I also ran an A/B test on Twitter to get input on two potential covers for Swan:
Cover A turned out to be the more popular one, so I’m probably going to go with it or a very similar variant.
I’m also taking an online class in Indie Publishing 101 from Dean Wesley Smith — yes, I know, I’ve been indie publishing since 2015. But I’m not making nearly the number of sales I should be, so I’m hoping to pick up some tips and tricks from a powerhouse in the indie publishing field because I would really like to sell more books and maybe not have to go back to contract work if I can manage it?
Speaking of the contract job, I’m still on furlough and I don’t see that restarting anytime soon, since a lot of the work I did was for industries that were slammed by COVID and the assorted closings (another reason why I’d really like to make more sales). Ramón is still employed, knock wood, but his job is a contract one and he’s concerned that he may be out of work at a time when a whole bunch of other telecoms people are looking for jobs. If the book sales don’t pick up, I’ll probably start looking for more contract work in August, assuming I can find a place that will let me work remotely.
Health-wise, we’re still good. Because our governor is, well, an idiot, Texas is one of the new COVID hot spots in the nation, so we mask up every time we go out to the store, anything that comes into the house is disinfected, and we change clothes and shower afterwards. Our trips out are limited to store runs and fast food, with the occasional treat such as running the tax prep paperwork to the accountant or hitting the post office after hours (sometimes I have to mail Etsy sales or other stuff, and they have an automated postage machine). Luckily our Kroger is requiring mask usage to enter the store, and 99% of the people I see in there are masked, although there was one maskless woman today who, I shit you not, had the classic Karen hairstyle. Everyone was giving her dirty looks, so hopefully peer pressure will have an effect.

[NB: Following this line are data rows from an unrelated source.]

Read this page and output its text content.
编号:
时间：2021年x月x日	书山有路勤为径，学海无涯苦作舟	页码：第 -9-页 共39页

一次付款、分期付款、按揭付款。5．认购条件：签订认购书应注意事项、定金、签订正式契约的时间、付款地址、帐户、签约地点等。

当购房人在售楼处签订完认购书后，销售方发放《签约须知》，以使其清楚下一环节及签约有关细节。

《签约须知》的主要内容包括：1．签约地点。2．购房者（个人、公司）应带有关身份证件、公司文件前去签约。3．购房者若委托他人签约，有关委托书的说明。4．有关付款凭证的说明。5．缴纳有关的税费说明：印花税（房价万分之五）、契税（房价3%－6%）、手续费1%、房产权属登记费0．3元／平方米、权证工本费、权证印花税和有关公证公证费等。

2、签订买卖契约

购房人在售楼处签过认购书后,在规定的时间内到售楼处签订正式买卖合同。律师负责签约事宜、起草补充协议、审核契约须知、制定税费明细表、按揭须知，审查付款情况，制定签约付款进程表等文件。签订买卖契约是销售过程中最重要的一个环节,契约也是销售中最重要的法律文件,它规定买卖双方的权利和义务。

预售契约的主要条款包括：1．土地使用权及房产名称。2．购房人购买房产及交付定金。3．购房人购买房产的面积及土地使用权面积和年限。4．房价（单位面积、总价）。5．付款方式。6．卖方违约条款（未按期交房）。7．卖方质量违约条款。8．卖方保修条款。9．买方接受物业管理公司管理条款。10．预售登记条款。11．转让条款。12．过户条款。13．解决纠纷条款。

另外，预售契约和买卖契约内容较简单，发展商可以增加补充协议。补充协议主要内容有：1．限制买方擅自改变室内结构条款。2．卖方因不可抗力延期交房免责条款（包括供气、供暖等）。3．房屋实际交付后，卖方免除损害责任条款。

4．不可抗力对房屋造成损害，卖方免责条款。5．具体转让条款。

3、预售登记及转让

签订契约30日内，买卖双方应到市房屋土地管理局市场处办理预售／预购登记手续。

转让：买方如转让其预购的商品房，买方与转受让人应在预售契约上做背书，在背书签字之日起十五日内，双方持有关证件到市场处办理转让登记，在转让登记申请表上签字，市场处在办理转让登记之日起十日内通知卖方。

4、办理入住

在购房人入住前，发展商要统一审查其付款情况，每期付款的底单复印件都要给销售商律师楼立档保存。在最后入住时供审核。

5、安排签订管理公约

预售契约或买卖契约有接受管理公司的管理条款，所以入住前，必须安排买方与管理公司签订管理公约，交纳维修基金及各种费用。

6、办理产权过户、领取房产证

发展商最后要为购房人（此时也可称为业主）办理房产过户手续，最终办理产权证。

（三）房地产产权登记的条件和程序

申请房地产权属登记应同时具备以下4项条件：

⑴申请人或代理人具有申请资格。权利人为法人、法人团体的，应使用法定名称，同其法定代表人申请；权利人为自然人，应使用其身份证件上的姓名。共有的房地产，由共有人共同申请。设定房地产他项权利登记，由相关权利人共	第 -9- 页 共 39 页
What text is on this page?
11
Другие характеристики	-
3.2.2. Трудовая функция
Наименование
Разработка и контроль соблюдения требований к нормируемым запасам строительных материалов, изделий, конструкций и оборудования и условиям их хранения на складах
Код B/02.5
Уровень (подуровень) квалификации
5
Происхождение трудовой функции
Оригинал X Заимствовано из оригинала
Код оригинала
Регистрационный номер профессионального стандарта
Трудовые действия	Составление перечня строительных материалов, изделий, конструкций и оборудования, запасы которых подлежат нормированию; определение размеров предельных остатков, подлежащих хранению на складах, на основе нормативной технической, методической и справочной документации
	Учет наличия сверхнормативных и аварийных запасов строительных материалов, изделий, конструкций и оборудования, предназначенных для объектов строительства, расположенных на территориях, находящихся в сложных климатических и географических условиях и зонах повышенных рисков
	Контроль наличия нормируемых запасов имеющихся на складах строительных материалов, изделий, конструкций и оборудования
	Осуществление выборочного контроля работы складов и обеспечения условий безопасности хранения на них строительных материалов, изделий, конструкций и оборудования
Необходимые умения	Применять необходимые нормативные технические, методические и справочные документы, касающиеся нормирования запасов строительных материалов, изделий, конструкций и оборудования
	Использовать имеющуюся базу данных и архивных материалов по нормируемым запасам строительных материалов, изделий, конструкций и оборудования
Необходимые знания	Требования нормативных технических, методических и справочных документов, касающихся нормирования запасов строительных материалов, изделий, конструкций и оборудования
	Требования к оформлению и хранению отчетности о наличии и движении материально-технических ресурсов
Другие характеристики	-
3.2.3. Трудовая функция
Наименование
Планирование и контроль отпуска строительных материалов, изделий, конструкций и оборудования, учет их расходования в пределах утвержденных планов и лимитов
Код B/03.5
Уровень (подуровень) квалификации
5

Oh, I learned how to trim Ramón’s hair, thanks to the angel who made this YouTube video. As his hair was getting to Doc Brown stage and it was driving him crazy, he was happy for me to take a crack at it with the clippers. I managed to give him a nice, short, but stylish do (made a couple of mistakes in back, but as he pointed out he didn’t care because nobody but me would be looking at his neck), and I may well keep trimming his hair from here on out. I mean, I already have the clippers, barber’s scissors, and T-outliner, so why not?
That pretty much brings us up to date. I’m going to try and blog more frequently, basically to keep both of us entertained (and up to date on the progress of all the WIPs). One amusing thing that happened today — someone had responded to this tweet:
with the comment, “Alexa, play S&M.” Which reminded me that I really did like that song and should buy it. Which then prompted … let us say … a mental vignette that one could entitle, “My Own Pet Duke.”
I really don’t need to be writing a BDSM Regency right now. I don’t even have an pseudonym for that subgenre (hur hur, see what I did there). Back into the inspiration hutch with you, little plot bunny.